= Triple phase boundary =

A triple phase boundary (TPB) is a geometrical class of phase boundary and the location of contact between three different phases. A simple example of a TPB is a coastline where land, air and sea meet to create an energetic location driven by solar, wind and wave energy capable of supporting a high level of biodiversity. This concept is particularly important in the description of electrodes in fuel cells and batteries. For example for fuel cells, the three phases are an ion conductor (electrolyte), an electron conductor, and a virtual "porosity" phase for transporting gaseous or liquid fuel molecules. The electrochemical reactions that fuel cells use to produce electricity occur in the presence of these three phases. Triple phase boundaries are thus the electrochemically active sites within electrodes.

The oxygen reduction reaction that occurs at a solid oxide fuel cell's (SOFC) cathode, can be written as follows:

O_{2}(gas) + 4e^{−}(electrode) → 2O^{2−}(electrolyte)

Different mechanisms bring these reactants to a TPB to carry out this reaction. The kinetics of this reaction is one of the limiting factors in cell performance, so increasing the TPB density will increase the reaction rate, and thus increase cell performance. Analogously, TPB density will also influence the kinetics of the oxidation reaction that occurs between oxygen ions and fuel on the anode side of the cell. Transport to and from each TPB will also affect kinetics, so optimization of the pathways to get reactants and products to the active area is also an important consideration. Researchers working with fuel cells are increasingly using 3D imaging techniques like FIB-SEM and X-ray nanotomogrpahy to measure TPB density as a way of characterizing cell activity. Recently, processing techniques such as infiltration have been shown to substantially increase TPB density, leading to higher efficiency and, potentially, more commercially viable SOFCs.

== Units ==
In systems consisting of only three phases, triple phase boundaries are geometrically closed loop linear features that do not intersect other TPBs and do not as such form a network. The simplest TPB shape is easily visualised using two arbitrarily sized intersecting spheres of different phase suspended in free space (see figure 3) which creates a circular TPB at the intersection of the spheres. However, in electrodes TPB loops typically have highly complex and stochastic shapes in three dimensions (3D). TPBs thus have the units of length. For electrodes normalising the TPB length to TPB density provides an important microstructure parameter for the description of electrode and thus cell performance that is independent of electrode dimensions. TPB density is normally a volumetric density and is measured in units of inverse square length, typically μm^{−2} (i.e. μm/μm^{3}) due to the scale of typical electrode microstructural features.

== Active TPB ==
Triple phase boundaries are only electrochemically active if each and every "phase" is connected to reaction species sources and destinations to complete the electrochemical reaction. Active TPBs are often referred to as percolated TPBs.
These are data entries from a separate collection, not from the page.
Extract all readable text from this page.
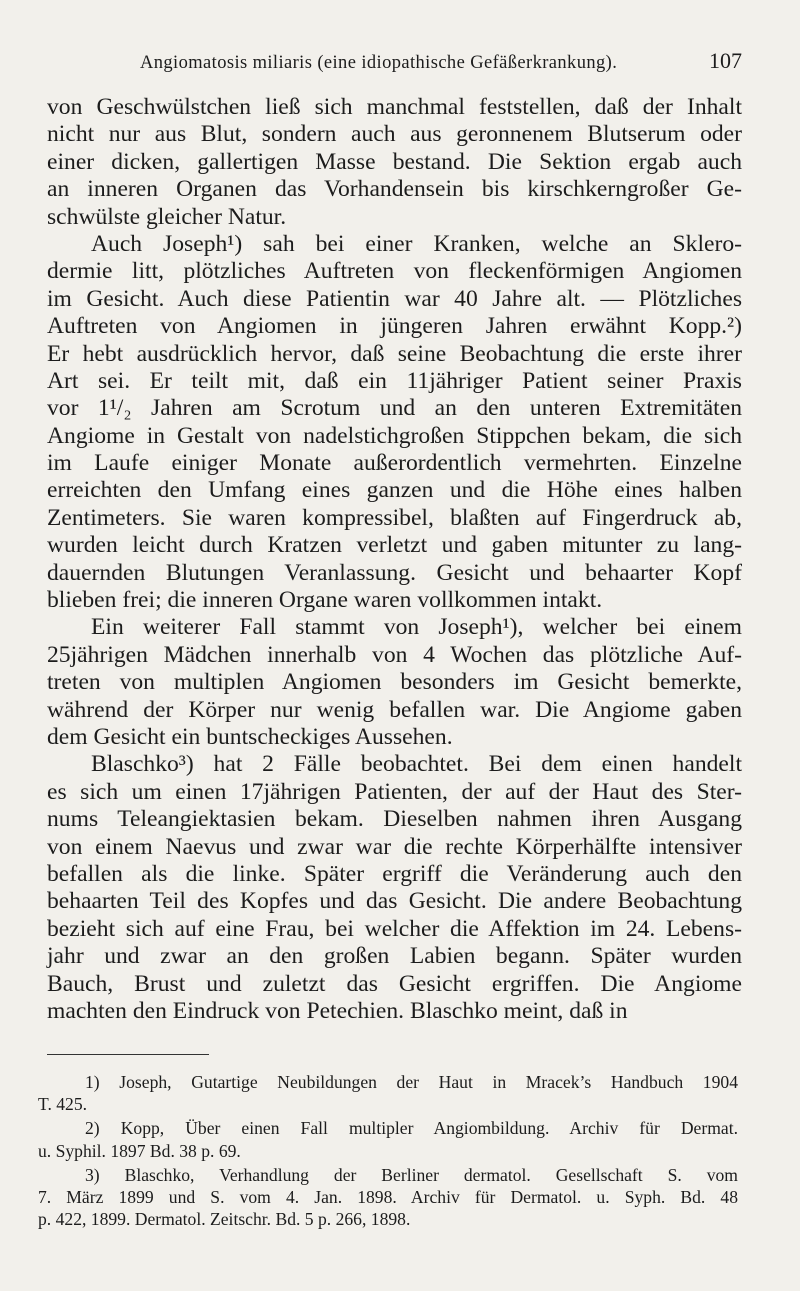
Angiomatosis miliaris (eine idiopathische Gefäßerkrankung).	107
von Geschwülstchen ließ sich manchmal feststellen, daß der Inhalt
nicht nur aus Blut, sondern auch aus geronnenem Blutserum oder
einer dicken, gallertigen Masse bestand. Die Sektion ergab auch
an inneren Organen das Vorhandensein bis kirschkerngroßer Ge-
schwülste gleicher Natur.
Auch Joseph¹) sah bei einer Kranken, welche an Sklero-
dermie litt, plötzliches Auftreten von fleckenförmigen Angiomen
im Gesicht. Auch diese Patientin war 40 Jahre alt. — Plötzliches
Auftreten von Angiomen in jüngeren Jahren erwähnt Kopp.²)
Er hebt ausdrücklich hervor, daß seine Beobachtung die erste ihrer
Art sei. Er teilt mit, daß ein 11jähriger Patient seiner Praxis
vor 1¹/₂ Jahren am Scrotum und an den unteren Extremitäten
Angiome in Gestalt von nadelstichgroßen Stippchen bekam, die sich
im Laufe einiger Monate außerordentlich vermehrten. Einzelne
erreichten den Umfang eines ganzen und die Höhe eines halben
Zentimeters. Sie waren kompressibel, blaßten auf Fingerdruck ab,
wurden leicht durch Kratzen verletzt und gaben mitunter zu lang-
dauernden Blutungen Veranlassung. Gesicht und behaarter Kopf
blieben frei; die inneren Organe waren vollkommen intakt.
Ein weiterer Fall stammt von Joseph¹), welcher bei einem
25jährigen Mädchen innerhalb von 4 Wochen das plötzliche Auf-
treten von multiplen Angiomen besonders im Gesicht bemerkte,
während der Körper nur wenig befallen war. Die Angiome gaben
dem Gesicht ein buntscheckiges Aussehen.
Blaschko³) hat 2 Fälle beobachtet. Bei dem einen handelt
es sich um einen 17jährigen Patienten, der auf der Haut des Ster-
nums Teleangiektasien bekam. Dieselben nahmen ihren Ausgang
von einem Naevus und zwar war die rechte Körperhälfte intensiver
befallen als die linke. Später ergriff die Veränderung auch den
behaarten Teil des Kopfes und das Gesicht. Die andere Beobachtung
bezieht sich auf eine Frau, bei welcher die Affektion im 24. Lebens-
jahr und zwar an den großen Labien begann. Später wurden
Bauch, Brust und zuletzt das Gesicht ergriffen. Die Angiome
machten den Eindruck von Petechien. Blaschko meint, daß in
1) Joseph, Gutartige Neubildungen der Haut in Mracek’s Handbuch 1904
T. 425.
2) Kopp, Über einen Fall multipler Angiombildung. Archiv für Dermat.
u. Syphil. 1897 Bd. 38 p. 69.
3) Blaschko, Verhandlung der Berliner dermatol. Gesellschaft S. vom
7. März 1899 und S. vom 4. Jan. 1898. Archiv für Dermatol. u. Syph. Bd. 48
p. 422, 1899. Dermatol. Zeitschr. Bd. 5 p. 266, 1898.
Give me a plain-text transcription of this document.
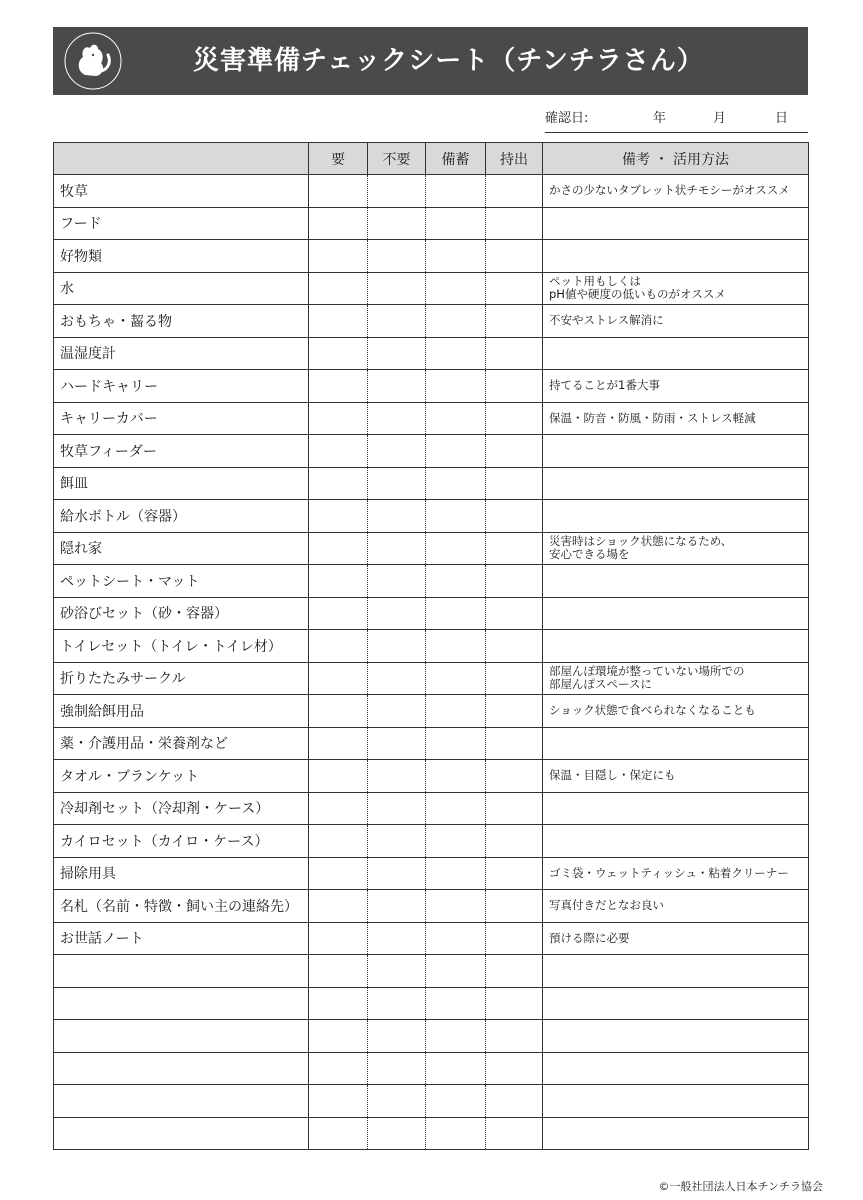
災害準備チェックシート（チンチラさん）
確認日:	年	月	日
	要	不要	備蓄	持出	備考 ・ 活用方法
牧草					かさの少ないタブレット状チモシーがオススメ
フード					
好物類					
水					ペット用もしくは
pH値や硬度の低いものがオススメ
おもちゃ・齧る物					不安やストレス解消に
温湿度計					
ハードキャリー					持てることが1番大事
キャリーカバー					保温・防音・防風・防雨・ストレス軽減
牧草フィーダー					
餌皿					
給水ボトル（容器）					
隠れ家					災害時はショック状態になるため、
安心できる場を
ペットシート・マット					
砂浴びセット（砂・容器）					
トイレセット（トイレ・トイレ材）					
折りたたみサークル					部屋んぽ環境が整っていない場所での
部屋んぽスペースに
強制給餌用品					ショック状態で食べられなくなることも
薬・介護用品・栄養剤など					
タオル・ブランケット					保温・目隠し・保定にも
冷却剤セット（冷却剤・ケース）					
カイロセット（カイロ・ケース）					
掃除用具					ゴミ袋・ウェットティッシュ・粘着クリーナー
名札（名前・特徴・飼い主の連絡先）					写真付きだとなお良い
お世話ノート					預ける際に必要

©一般社団法人日本チンチラ協会
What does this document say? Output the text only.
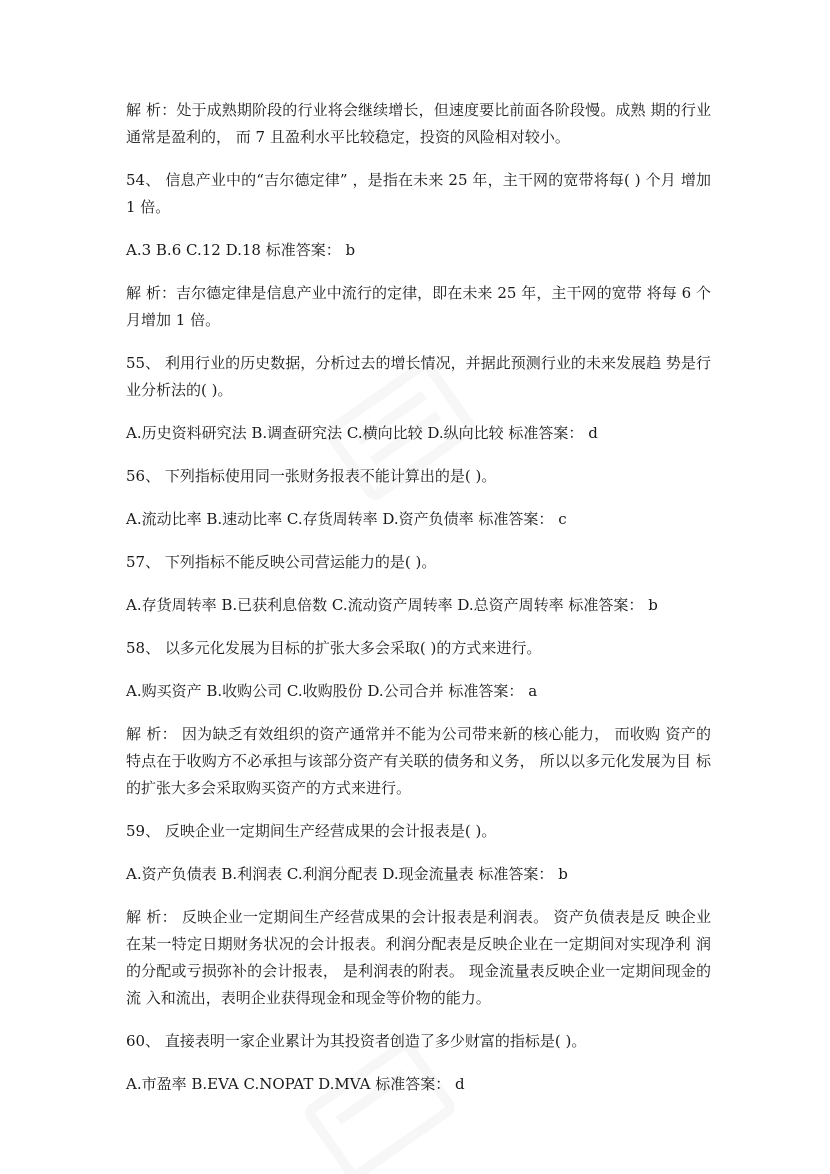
解 析：处于成熟期阶段的行业将会继续增长，但速度要比前面各阶段慢。成熟 期的行业通常是盈利的， 而 7 且盈利水平比较稳定，投资的风险相对较小。

54、 信息产业中的“吉尔德定律” ，是指在未来 25 年，主干网的宽带将每( ) 个月 增加 1 倍。

A.3 B.6 C.12 D.18 标准答案： b

解 析：吉尔德定律是信息产业中流行的定律，即在未来 25 年，主干网的宽带 将每 6 个月增加 1 倍。

55、 利用行业的历史数据，分析过去的增长情况，并据此预测行业的未来发展趋 势是行业分析法的( )。

A.历史资料研究法 B.调查研究法 C.横向比较 D.纵向比较 标准答案： d

56、 下列指标使用同一张财务报表不能计算出的是( )。

A.流动比率 B.速动比率 C.存货周转率 D.资产负债率 标准答案： c

57、 下列指标不能反映公司营运能力的是( )。

A.存货周转率 B.已获利息倍数 C.流动资产周转率 D.总资产周转率 标准答案： b

58、 以多元化发展为目标的扩张大多会采取( )的方式来进行。

A.购买资产 B.收购公司 C.收购股份 D.公司合并 标准答案： a

解 析： 因为缺乏有效组织的资产通常并不能为公司带来新的核心能力， 而收购 资产的特点在于收购方不必承担与该部分资产有关联的债务和义务， 所以以多元化发展为目 标的扩张大多会采取购买资产的方式来进行。

59、 反映企业一定期间生产经营成果的会计报表是( )。

A.资产负债表 B.利润表 C.利润分配表 D.现金流量表 标准答案： b

解 析： 反映企业一定期间生产经营成果的会计报表是利润表。 资产负债表是反 映企业在某一特定日期财务状况的会计报表。利润分配表是反映企业在一定期间对实现净利 润的分配或亏损弥补的会计报表， 是利润表的附表。 现金流量表反映企业一定期间现金的流 入和流出，表明企业获得现金和现金等价物的能力。

60、 直接表明一家企业累计为其投资者创造了多少财富的指标是( )。

A.市盈率 B.EVA C.NOPAT D.MVA 标准答案： d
For example in an SOFC Ni-YSZ anode cermet the TPB must:

- Have access to hydrogen from the anode gas inlet and be able to exhaust steam to the anode gas outlet via the pore phase network
- Have access to oxygen ions transported from the electrolyte YSZ electrolyte phase network
- Be able to conduct electrons from the TPB through the electron conducting nickel network to the anode current collector

In addition to increasing the TPB density it is obviously advantageous to increase the ratio of active to total TPB density to increase electrode/cell performance electrode.